In such a case the Company shall be notified by the receipt on the following electronic address:
ir@bulgariaholding.com of a notification signed by an universal electronic signature (within the meaning of
the Act on the electronic document and the electronic signature) of the authorizing shareholder (for the
natural persons) or of the legal representative of the authorizing shareholder (for the legal persons).

The authorizer shall enclose to the electronic notification scanned originals of the: the proxy certified by a
notary and executed pursuant to the sample approved by the Company, a certificate of the current registration
issued not earlier than 3 months prior to the date of the General Meeting, whereas if these documents are in a
foreign language they should be presented together with the certified translation into Bulgarian in
compliance with the current Bulgarian law (Rules on the legalization, certification and translation of
documents and other papers) and all electronic images of documents should be signed with the universal
electronic signature of the authorizing shareholder (for the natural persons) or of the legal representative of
the authorizing shareholder (for the legal persons).
7. A form /sample/ of the proxy for representation of a shareholder in the General Meeting shall be presented
to the shareholders together with the materials for the General Meeting of Shareholders.
8. All proxies plus their accompanying documents should be received on the following address: Sofia City,
47 Vassil Levski Blvd., or at the following email address ir@bulgariaholding.com within 2 working days
prior to the day of the General Meeting - 23.06.2010 and 24.06.2010, but till 4 p. m. on 24.06.2010 at the
latest.
9. If the proxy is issued in a foreign language, it shall be presented to the Company together with the
certified translation into Bulgarian in accordance with the current Bulgarian legislation (Rules on the
legalization, certification and translation of documents and other papers)
10. Withdrawal of an authorization for which the Company has been duly notified should be done in
compliance with the respective statutory procedure.
11. Re-authorization with the rights of the proxy, as well as a proxy given in violation of the above said rules
shall be deemed void.
12. Voting by correspondence and electronically shall not be allowed.

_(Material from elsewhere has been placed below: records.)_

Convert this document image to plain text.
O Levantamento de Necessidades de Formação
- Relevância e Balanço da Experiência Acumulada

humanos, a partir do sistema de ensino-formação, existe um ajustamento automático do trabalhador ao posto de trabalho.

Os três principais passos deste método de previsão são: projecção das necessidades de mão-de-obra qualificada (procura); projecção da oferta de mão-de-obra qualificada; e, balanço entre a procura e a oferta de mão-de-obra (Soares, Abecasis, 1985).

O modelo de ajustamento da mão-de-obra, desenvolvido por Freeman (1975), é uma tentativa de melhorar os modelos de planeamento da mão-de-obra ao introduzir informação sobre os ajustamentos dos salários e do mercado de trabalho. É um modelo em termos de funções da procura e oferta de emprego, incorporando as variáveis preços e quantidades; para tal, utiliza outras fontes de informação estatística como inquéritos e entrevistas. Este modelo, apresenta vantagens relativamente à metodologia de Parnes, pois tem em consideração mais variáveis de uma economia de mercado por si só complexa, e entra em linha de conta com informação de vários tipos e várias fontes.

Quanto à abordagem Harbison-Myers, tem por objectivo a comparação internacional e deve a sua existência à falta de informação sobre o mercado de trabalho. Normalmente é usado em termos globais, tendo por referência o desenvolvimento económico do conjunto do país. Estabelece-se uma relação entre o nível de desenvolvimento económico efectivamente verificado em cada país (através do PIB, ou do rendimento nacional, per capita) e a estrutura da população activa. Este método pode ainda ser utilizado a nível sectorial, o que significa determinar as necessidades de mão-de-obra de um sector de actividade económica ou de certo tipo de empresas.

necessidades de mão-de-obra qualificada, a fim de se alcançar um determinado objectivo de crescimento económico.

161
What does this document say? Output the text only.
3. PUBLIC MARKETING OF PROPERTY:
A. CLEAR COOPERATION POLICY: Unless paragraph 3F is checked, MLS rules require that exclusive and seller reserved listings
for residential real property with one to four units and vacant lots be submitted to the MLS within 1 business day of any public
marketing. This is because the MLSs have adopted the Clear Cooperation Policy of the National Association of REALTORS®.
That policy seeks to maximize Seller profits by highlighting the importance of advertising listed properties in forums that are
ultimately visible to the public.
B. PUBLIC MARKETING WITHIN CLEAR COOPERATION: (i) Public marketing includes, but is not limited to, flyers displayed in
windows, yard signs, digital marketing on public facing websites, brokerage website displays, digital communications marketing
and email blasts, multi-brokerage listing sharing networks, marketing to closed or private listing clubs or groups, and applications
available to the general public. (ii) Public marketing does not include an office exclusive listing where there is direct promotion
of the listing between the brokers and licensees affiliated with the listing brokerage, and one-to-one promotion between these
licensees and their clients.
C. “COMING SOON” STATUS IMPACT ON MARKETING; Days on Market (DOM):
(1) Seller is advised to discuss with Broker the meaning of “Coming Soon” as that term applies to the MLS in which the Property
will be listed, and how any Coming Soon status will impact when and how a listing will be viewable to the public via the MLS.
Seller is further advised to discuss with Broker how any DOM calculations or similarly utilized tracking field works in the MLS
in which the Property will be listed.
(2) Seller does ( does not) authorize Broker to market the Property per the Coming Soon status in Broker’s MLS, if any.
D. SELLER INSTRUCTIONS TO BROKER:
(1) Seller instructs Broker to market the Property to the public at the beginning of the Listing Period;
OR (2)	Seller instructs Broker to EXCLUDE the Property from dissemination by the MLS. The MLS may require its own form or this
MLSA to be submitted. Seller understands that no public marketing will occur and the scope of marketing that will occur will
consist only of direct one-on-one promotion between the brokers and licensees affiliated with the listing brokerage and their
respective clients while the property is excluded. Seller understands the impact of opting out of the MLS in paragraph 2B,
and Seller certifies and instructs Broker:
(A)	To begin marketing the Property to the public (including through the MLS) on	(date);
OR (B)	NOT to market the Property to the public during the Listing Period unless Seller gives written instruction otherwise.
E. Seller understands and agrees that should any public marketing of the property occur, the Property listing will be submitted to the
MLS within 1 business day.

The registration of the shareholders starts at 9 a. m. on 25 June 2010 at the place of holding the General
Meeting of the Shareholders.
To register and participate in the General Meeting the shareholders which are natural persons must present
an identity document. The proxies, when they are legal representatives of the shareholders which are legal
persons must present an identity document and a certified copy of the certificate for current registration
issued not earlier than 3 months prior to the date of the General Meeting, whereas if these documents are in a
foreign language they should be accompanied by a certified translation into Bulgarian in compliance with the
current Bulgarian law (Rules on the legalization, certification and translation of documents and other
papers).

In case of lack of quorum, on the grounds of article 227, paragraph 3 of the Commercial Code, the General
Meeting shall be held on 9 July 2010 at 10 a. m. at the same place and agenda, and it shall be lawful
irrespective of the presented capital. In accordance with article 115b, paragraph 1 of the Public Offering of
Securities Act, only persons entered in as shareholders as of 11 June 2010 shall be entitled to participate and
vote in this session of the General Meeting. The agenda of the new session could not include items under the
procedure of article 223a of the Commercial Code.